Confidence and second-order errors in cortical circuits
Arno Granier, Mihai A. Petrovici, Walter Senn, Katharina A. Wilmes
TL;DR
This work develops a normative, probabilistic framework for cortical processing that explicitly models confidence (inverse uncertainty) at each hierarchical level, with predictions μ_ℓ = W_ℓ r_{ℓ+1} and precision π_ℓ = A_ℓ r_{ℓ+1}. A global energy E = 1/2 ∑_ℓ ||e_ℓ||^2_{π_ℓ} − 1/2 ∑_ℓ log|π_ℓ| guides gradient-based neuronal dynamics that dynamically balance bottom-up and top-down information under uncertainty, incorporating second-order errors δ_ℓ = (π_ℓ^{-1} − e_ℓ^2)/2. The model yields learning rules for both mean and confidence weights, demonstrates Bayes-optimal integration, and proposes concrete circuit-level instantiations involving L6p, L3e, L3δ, and apical dendrites, with VIP/SST disinhibitory circuits implementing confidence modulation.
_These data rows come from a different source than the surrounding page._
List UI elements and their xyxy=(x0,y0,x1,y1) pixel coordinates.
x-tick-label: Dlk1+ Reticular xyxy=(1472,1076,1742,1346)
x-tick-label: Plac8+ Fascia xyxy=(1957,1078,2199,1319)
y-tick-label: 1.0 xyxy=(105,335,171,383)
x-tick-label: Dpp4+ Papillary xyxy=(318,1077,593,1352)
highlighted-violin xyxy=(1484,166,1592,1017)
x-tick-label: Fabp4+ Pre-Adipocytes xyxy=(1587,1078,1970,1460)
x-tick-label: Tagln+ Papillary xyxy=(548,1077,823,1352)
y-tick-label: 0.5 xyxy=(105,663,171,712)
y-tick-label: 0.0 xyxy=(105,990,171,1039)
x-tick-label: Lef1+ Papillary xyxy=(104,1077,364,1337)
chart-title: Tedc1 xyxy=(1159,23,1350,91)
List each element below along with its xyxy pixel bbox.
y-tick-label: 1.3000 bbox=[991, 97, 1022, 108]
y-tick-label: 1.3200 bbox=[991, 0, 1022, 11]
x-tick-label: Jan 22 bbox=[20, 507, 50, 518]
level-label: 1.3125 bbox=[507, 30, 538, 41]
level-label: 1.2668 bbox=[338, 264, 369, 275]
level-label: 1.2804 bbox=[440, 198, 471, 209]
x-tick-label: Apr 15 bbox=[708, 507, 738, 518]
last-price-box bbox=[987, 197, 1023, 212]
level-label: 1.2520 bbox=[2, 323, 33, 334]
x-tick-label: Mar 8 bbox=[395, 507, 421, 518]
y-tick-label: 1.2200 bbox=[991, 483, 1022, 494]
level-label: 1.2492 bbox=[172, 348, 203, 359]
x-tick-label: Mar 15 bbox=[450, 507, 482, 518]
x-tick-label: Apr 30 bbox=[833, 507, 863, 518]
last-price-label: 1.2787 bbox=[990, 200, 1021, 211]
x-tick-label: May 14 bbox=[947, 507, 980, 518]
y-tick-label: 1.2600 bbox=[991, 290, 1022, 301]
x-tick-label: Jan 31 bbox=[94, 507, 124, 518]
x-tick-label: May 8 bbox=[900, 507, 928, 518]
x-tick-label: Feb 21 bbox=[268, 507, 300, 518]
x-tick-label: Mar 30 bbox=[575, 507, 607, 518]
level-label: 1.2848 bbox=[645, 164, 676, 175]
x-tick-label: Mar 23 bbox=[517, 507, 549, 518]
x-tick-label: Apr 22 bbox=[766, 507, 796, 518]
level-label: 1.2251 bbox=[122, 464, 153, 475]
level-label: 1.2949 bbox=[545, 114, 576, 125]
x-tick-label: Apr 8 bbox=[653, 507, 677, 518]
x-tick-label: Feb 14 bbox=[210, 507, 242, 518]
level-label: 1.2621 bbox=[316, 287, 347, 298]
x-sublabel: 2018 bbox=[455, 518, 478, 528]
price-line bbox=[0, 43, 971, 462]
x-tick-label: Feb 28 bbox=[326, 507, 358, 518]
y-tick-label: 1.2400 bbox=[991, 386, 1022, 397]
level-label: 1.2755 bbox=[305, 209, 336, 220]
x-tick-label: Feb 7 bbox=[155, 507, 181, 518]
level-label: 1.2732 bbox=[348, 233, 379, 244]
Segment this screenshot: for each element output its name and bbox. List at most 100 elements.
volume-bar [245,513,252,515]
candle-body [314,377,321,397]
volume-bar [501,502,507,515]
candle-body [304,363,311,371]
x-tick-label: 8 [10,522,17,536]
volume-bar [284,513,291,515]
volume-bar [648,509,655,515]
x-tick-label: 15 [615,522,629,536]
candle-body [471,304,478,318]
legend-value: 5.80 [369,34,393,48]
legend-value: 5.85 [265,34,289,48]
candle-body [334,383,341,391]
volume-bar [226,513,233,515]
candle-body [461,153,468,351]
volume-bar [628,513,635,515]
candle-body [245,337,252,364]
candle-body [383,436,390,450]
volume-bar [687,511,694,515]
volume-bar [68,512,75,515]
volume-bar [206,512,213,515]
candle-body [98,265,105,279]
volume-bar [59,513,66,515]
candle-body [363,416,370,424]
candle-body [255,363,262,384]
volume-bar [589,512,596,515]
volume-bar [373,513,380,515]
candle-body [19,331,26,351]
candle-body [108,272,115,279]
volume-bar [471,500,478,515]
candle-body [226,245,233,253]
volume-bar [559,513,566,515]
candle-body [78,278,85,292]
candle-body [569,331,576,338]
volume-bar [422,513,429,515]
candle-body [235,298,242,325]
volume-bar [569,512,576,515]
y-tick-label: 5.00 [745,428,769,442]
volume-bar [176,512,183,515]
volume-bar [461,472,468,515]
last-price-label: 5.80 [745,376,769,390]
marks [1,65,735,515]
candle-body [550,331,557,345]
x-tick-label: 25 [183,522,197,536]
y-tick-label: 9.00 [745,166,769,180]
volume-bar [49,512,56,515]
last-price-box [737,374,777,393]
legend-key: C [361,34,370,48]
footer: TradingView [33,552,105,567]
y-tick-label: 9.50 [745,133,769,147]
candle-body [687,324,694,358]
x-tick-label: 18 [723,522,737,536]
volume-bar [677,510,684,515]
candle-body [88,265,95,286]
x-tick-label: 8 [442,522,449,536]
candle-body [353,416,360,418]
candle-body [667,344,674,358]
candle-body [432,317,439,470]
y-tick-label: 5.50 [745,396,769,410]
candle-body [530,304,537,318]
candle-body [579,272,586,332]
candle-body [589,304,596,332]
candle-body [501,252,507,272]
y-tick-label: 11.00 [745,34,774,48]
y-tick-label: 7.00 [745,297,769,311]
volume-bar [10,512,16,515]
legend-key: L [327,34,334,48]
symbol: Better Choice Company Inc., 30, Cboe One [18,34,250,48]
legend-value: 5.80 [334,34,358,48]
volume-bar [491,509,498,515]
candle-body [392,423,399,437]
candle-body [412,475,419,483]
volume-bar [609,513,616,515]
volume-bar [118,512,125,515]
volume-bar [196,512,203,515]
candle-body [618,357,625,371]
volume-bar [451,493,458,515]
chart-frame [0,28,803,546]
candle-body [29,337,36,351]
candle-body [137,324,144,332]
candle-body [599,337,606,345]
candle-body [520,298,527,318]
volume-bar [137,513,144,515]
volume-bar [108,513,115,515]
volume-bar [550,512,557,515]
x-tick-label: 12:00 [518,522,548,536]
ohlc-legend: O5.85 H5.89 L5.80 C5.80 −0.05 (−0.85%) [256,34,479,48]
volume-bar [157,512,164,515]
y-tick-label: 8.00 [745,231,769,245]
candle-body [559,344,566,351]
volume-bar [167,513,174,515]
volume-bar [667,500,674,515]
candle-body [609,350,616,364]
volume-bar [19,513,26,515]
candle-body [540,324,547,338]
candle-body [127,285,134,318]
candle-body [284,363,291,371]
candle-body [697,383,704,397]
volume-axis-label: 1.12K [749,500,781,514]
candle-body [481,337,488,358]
These findings offer a principled link between predictive coding, attention-like gain control, and second-order error signals, providing testable predictions for cortical circuitry and potential relevance to neuropsychiatric theories of uncertainty weighting.
Abstract
Minimization of cortical prediction errors has been considered a key computational goal of the cerebral cortex underlying perception, action and learning. However, it is still unclear how the cortex should form and use information about uncertainty in this process. Here, we formally derive neural dynamics that minimize prediction errors under the assumption that cortical areas must not only predict the activity in other areas and sensory streams but also jointly project their confidence (inverse expected uncertainty) in their predictions. In the resulting neuronal dynamics, the integration of bottom-up and top-down cortical streams is dynamically modulated based on confidence in accordance with the Bayesian principle. Moreover, the theory predicts the existence of cortical second-order errors, comparing confidence and actual performance. These errors are propagated through the cortical hierarchy alongside classical prediction errors and are used to learn the weights of synapses responsible for formulating confidence. We propose a detailed mapping of the theory to cortical circuitry, discuss entailed functional interpretations and provide potential directions for experimental work.